Tagging is at the heart of Alacra Pulse – it’s the
technology that sifts through hundreds of thousands of stories and blog posts,
delivering just the relevant content to our users. In defining the requirements
for Alacra Pulse, we needed a technology which:
- Is adaptable, letting us move from a concept
like M&A to another like bankruptcies
- Is scalable, so we can deliver tagged news
stories in minutes, not hours, and provide the service to clients on a
cost-effective basis
- Can “understand” complex concepts like events
and not just return matches to keywords
- Is highly accurate; 60-70% may be sufficient for
search engines but would not meet the needs of our markets
A simple search engine can’t “understand” a concept like an
analyst comment on a company or differentiate between a new M&A rumor and a
story about a deal that occurred years prior. Due to the vagaries of language,
search engines cannot easily sense the difference between Company A buying
Company B and Company A buying a product from Company B.
The technology best suited for this type of task is semantic
tagging. This approach breaks apart sentences, looking to infer the meaning of
terms based upon the context in which they are used. Yet even the best semantic
taggers typically only achieve accuracy levels of 70-80%, which we knew would
be insufficient for this type of product.
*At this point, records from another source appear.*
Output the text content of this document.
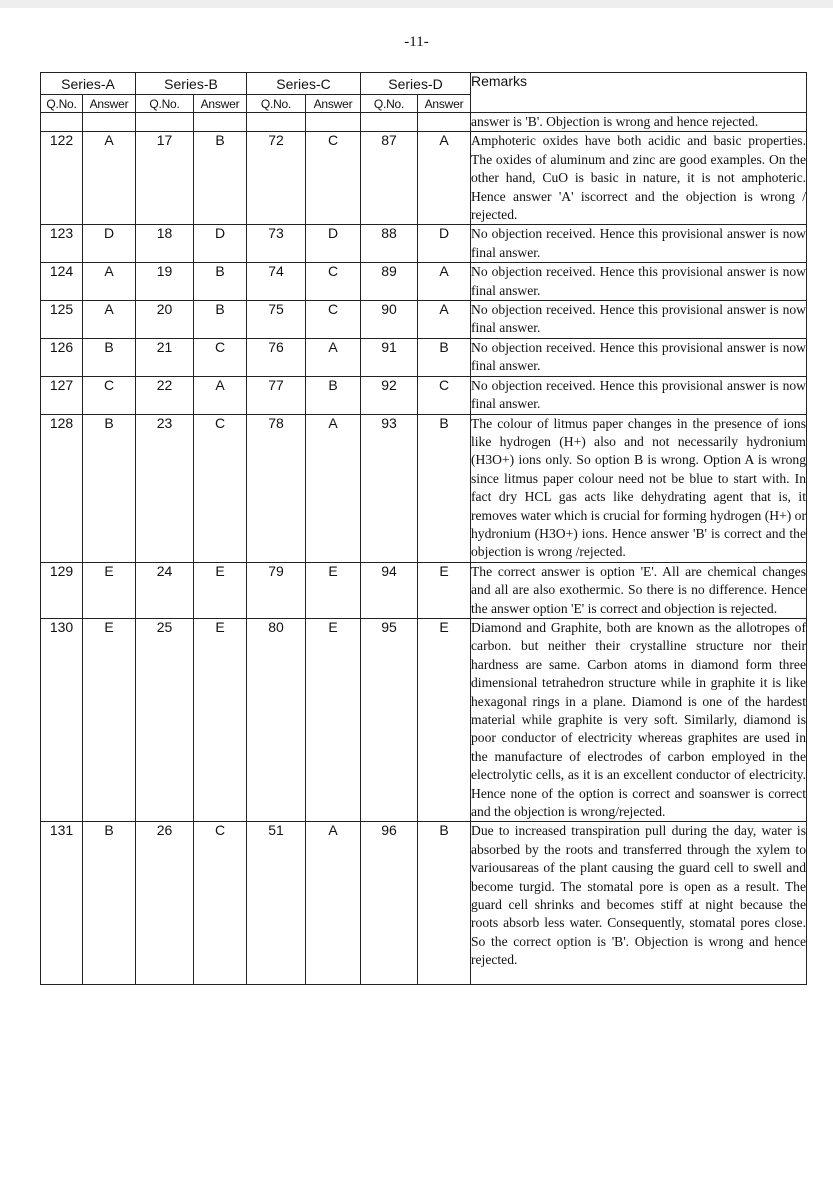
-11-
Series-A		Series-B		Series-C		Series-D		Remarks
Q.No.	Answer	Q.No.	Answer	Q.No.	Answer	Q.No.	Answer	
								answer is 'B'. Objection is wrong and hence rejected.
122	A	17	B	72	C	87	A	Amphoteric oxides have both acidic and basic properties. The oxides of aluminum and zinc are good examples. On the other hand, CuO is basic in nature, it is not amphoteric. Hence answer 'A' iscorrect and the objection is wrong / rejected.
123	D	18	D	73	D	88	D	No objection received. Hence this provisional answer is now final answer.
124	A	19	B	74	C	89	A	No objection received. Hence this provisional answer is now final answer.
125	A	20	B	75	C	90	A	No objection received. Hence this provisional answer is now final answer.
126	B	21	C	76	A	91	B	No objection received. Hence this provisional answer is now final answer.
127	C	22	A	77	B	92	C	No objection received. Hence this provisional answer is now final answer.
128	B	23	C	78	A	93	B	The colour of litmus paper changes in the presence of ions like hydrogen (H+) also and not necessarily hydronium (H3O+) ions only. So option B is wrong. Option A is wrong since litmus paper colour need not be blue to start with. In fact dry HCL gas acts like dehydrating agent that is, it removes water which is crucial for forming hydrogen (H+) or hydronium (H3O+) ions. Hence answer 'B' is correct and the objection is wrong /rejected.
129	E	24	E	79	E	94	E	The correct answer is option 'E'. All are chemical changes and all are also exothermic. So there is no difference. Hence the answer option 'E' is correct and objection is rejected.
130	E	25	E	80	E	95	E	Diamond and Graphite, both are known as the allotropes of carbon. but neither their crystalline structure nor their hardness are same. Carbon atoms in diamond form three dimensional tetrahedron structure while in graphite it is like hexagonal rings in a plane. Diamond is one of the hardest material while graphite is very soft. Similarly, diamond is poor conductor of electricity whereas graphites are used in the manufacture of electrodes of carbon employed in the electrolytic cells, as it is an excellent conductor of electricity. Hence none of the option is correct and soanswer is correct and the objection is wrong/rejected.
131	B	26	C	51	A	96	B	Due to increased transpiration pull during the day, water is absorbed by the roots and transferred through the xylem to variousareas of the plant causing the guard cell to swell and become turgid. The stomatal pore is open as a result. The guard cell shrinks and becomes stiff at night because the roots absorb less water. Consequently, stomatal pores close. So the correct option is 'B'. Objection is wrong and hence rejected.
Our solution to this challenge has three components:
1. We
start with a state-of-the-art semantic tagging engine, which we can use to
identify both entities (such as companies or people) and events (such as
M&A transactions). The semantic tagger splits each document into sentences,
identifies the parts of speech (nouns, verbs, etc), then seeks to match those
to known entities. Once it has identified the entities, it identifies relevant
events, based upon rules we have defined.
2. Next,
we add what we consider our “secret sauce”, Alacra’s knowledge base, which includes
specific information about companies, people, deals and more. For example, if
the tagger sees the word “Apple” and wants to know if it refers to Apple, Inc.,
we have vast information in the knowledge base, which we use to make that
determination. For example, we know Apple’s ticker is AAPL, its CEO is Steve
Jobs, it is headquartered in Cupertino, CA, it makes iPhones, iPods, MacBooks
and more; it’s in the digital media, computer and electronics industries; its
partners include AT&T, Rogers, Telus, Bell, Orange and Vodafone, and its
competitors include Microsoft, Google, Sony, Palm, RIM and others. Using all of
the information in the knowledge base, the tagger can assess whether this
mention is referring to Apple, Inc. or not.
Beyond simple company information, the
Alacra knowledge base contains information on analysts, their firms and their
coverage. We also maintain a proprietary database of M&A deals, so we can
accurately determine whether a story is about a real and current deal or not.
3. Finally,
we rely upon human review of the results. While technology is critical, in that
it allows the product to scale, technology alone will only reach accuracy
levels of 80-85%. That may be sufficient for some products, but when we’re
pushing out alerts to users, we believe the bar is higher. So, we have a
24-hour team of editors who review the tagged events to ensure they are
accurate.
Together, with use of semantic tagging, the Alacra knowledge
base and skilled editors provides the highest level of accuracy. Recent tests
show this approach yields precision in the 92-95% range, enabling Pulse users
to consistently see results which are relevant, timely and accurate.